Some of the journalists interviewed were familiar with the phenomenon of predatory journals and acknowledged that they are theoretically problematic. However, most weren’t concerned that they might be using them in their own work. They acknowledged that these journals might be a problem for colleagues, but not for them.

Well-known, therefore reliable

Journalists in the study were confident they wouldn’t fall for a predatory journal because of their strong intuition, which they said allowed them to immediately distinguish high-quality from problematic research. Besides their intuition, they also relied on strategies for verifying the reliability of research that they had developed through years of experience. These strategies often centred on trust proxies – like the journal’s prestige, impact factor, and selectivity – as well as whether the journal claimed to conduct peer review.
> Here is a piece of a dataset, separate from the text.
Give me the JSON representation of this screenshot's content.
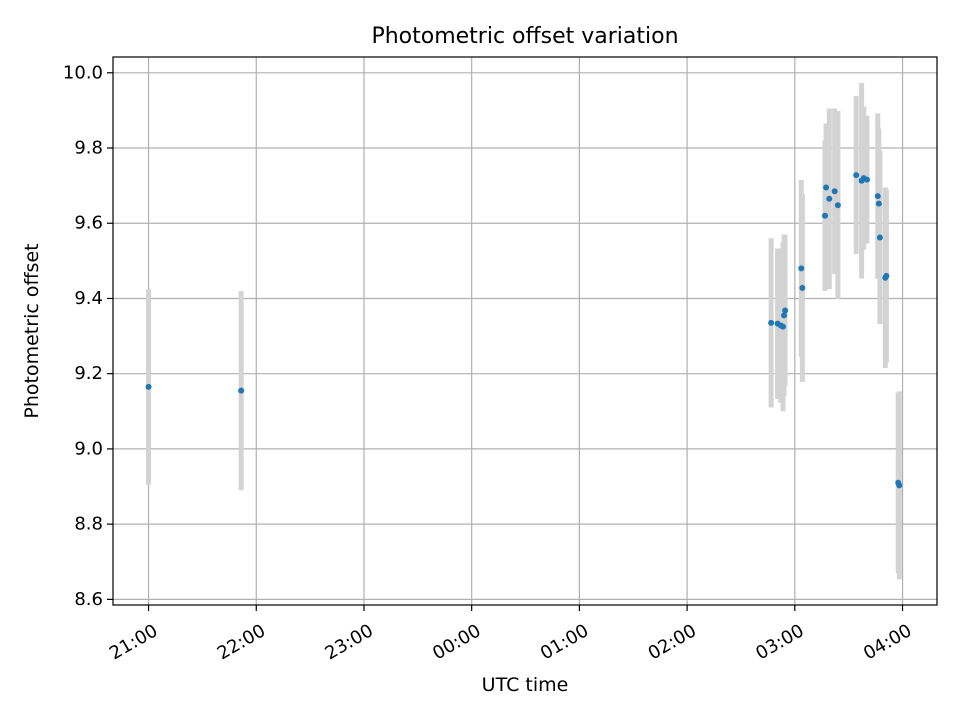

Proofreading also played a role for some journalists: if an article contained grammatical or spelling errors, it could be a sign of low-quality research. Open access journals were also considered less reliable by several journalists. ‘But by far the most commonly used benchmark for reliability was the journal’s reputation,’ Fleerackers explains. ‘Some journalists avoid all journals they’re not familiar with and report only on research published in top journals like Science and Nature.’

Distortion in science news

According to Fleerackers, journalists’ focus on the reputation and prestige of journals has major consequences for the diversity of research in the news media. ‘Research from newer, lesser-known journals, and from journals in the Global South, for example, remains hidden from the public. Most journalists in our study didn’t realise that their selection strategies could perpetuate the existing imbalance in science news. I hope that our study can raise awareness of this among journalists.’


Here’s a link to and a citation for the paper.

“I’d Like to Think I’d Be Able to Spot One”: How Journalists Navigate Predatory Journals by Alice Fleerackers, Laura L. Moorhead & Juan Pablo Alperin. Journalism Practice 1–19. DOI: https://doi.org/10.1080/17512786.2025.2551984 Published online: 02 Sep 2025

Final comments

This has been a good wake up call for me. Bad apples, yes, but criminal networks? I had no idea. I will probably write more about this in my 2025 year post. In the meantime, This is a good reminder to exercise caution.